Note though that using RR may be dangerous in some cases:

sage: p = 1164288119
sage: q = 858893931563
sage: p*q
999999999999999999997
sage: RR(p*q)
1.00000000000000e21
sage: RR(p)*RR(q)
1.00000000000000e21

Also, without relying on RealLazyField, you can search the first digit by dichotomy: Let k = 10^(d-1) where d is the number of digits (sage: d = (2^57885161).ndigits()), you only have to find c between 1 and 9 such that you number is between c*k and (c+1)*k. My own implementation of this method is longer that Thierry's for you example, but is faster with my example above.

Can you explain how this works? I have no trouble with the concept of lazy evaluation, but why doesn't str force the evaluation of the whole number? Or maybe it does, automatically selecting the optimal precision to compute the required result?

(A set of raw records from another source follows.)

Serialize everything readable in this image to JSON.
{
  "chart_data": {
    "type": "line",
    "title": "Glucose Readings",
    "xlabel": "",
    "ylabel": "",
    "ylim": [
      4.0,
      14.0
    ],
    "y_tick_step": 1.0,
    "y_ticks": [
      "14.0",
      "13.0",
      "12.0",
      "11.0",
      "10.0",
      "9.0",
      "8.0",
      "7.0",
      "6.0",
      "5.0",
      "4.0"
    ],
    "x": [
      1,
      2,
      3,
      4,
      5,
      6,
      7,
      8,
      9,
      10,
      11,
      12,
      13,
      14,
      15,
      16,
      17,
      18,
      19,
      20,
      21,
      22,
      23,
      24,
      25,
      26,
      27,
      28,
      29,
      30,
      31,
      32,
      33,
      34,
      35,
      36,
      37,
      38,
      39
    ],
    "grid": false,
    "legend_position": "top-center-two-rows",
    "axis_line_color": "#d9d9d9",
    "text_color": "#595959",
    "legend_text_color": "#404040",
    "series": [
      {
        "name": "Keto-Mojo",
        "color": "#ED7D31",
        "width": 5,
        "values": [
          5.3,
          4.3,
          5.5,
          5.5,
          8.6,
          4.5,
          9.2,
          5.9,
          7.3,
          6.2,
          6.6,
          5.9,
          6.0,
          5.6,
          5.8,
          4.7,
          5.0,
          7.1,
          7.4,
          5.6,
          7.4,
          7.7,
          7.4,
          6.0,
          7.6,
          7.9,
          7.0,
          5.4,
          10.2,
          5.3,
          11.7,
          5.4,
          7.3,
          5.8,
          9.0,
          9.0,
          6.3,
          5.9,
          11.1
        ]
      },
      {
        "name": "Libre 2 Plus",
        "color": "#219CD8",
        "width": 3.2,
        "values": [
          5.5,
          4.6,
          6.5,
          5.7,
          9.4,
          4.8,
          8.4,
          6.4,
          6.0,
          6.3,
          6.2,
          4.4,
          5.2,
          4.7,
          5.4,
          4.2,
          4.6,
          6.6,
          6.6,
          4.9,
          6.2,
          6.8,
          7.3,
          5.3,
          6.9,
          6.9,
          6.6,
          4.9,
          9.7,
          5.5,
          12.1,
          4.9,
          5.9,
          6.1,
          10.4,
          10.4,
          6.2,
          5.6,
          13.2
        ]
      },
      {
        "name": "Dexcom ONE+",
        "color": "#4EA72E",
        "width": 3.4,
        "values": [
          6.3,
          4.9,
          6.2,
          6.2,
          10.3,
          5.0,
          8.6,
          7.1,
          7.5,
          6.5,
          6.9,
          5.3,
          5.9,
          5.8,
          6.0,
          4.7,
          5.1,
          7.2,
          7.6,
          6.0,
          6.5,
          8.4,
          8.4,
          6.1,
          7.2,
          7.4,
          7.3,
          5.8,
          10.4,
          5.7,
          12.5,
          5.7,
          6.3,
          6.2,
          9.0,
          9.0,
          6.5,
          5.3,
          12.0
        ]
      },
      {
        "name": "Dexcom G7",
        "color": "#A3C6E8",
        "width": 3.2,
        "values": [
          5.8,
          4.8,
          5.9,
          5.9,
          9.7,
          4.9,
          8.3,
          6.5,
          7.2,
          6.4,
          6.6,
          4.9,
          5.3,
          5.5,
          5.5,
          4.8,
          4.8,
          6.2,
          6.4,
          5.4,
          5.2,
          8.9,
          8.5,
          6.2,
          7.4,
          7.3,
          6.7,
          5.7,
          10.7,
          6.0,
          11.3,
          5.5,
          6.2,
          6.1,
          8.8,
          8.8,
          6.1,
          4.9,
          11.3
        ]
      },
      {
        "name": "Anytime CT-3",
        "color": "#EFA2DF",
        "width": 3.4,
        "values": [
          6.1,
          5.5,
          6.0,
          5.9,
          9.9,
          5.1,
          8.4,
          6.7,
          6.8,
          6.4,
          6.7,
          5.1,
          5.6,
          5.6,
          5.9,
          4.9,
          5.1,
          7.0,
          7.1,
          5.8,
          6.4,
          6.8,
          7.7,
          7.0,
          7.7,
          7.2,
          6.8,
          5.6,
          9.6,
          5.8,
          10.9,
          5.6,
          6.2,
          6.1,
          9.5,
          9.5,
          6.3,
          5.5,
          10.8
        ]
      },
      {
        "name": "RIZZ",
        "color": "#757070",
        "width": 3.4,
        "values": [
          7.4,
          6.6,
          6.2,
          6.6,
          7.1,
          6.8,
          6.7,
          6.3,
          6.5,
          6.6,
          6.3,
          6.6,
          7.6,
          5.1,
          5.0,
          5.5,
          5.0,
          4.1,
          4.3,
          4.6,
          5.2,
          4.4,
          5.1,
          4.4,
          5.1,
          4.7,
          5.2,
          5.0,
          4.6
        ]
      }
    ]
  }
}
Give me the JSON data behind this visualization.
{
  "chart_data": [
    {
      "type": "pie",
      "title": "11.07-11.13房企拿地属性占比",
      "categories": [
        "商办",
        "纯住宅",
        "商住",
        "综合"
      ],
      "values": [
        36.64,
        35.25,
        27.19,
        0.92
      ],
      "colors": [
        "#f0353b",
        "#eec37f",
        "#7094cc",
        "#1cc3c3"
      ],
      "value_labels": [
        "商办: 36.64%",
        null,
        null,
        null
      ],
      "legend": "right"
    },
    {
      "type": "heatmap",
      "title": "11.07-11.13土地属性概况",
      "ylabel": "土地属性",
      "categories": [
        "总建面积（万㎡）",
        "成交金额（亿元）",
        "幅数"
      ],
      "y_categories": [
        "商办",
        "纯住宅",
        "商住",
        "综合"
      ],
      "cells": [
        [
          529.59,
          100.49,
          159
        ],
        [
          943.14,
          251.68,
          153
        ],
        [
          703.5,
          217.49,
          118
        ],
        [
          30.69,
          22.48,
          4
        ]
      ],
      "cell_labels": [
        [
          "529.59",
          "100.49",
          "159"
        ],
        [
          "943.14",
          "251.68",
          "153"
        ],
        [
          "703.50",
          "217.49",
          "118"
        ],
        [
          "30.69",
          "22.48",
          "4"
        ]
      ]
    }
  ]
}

By the way, is there a particular reason why you used RLF(2^57885161) instead of RLF(2)^57885161? On my machine timing the first expression gives 100 loops, best of 3: 2.42 ms per loop, while the second one gives 1000 loops, best of 3: 285 µs per loop. To my inexpert eye this suggests that in the first case 2^57885161 is computed exactly and then converted to a floating point value, while in the second case the power is computed directly in floating point arithmetic.

@Bruno:

Good point about floating point errors being able to affect the leading digit! You'd have to check that the value is not very close to a cross-over point:

sage: a=RR(2)^57885161
sage: (a-(10.0)^floor(a.log()/(10.0).log()))/a
0.828145405814591

as long as this value isn't very close to 0 or 1 you should be fine.

If you want to use integer arithmetic, please don't use dichotomy, though. That's what we have long division for.

sage: a=2^57885161
sage: b=10^((RR(a).log()/log(10.0)).floor())
sage: b<=a
True
sage: a//b
5

If you get "True" and 0,...,9 from this, it's certainly the leading digit. If not, some rounding managed to get you the wrong number of digits (shouldn't really happen).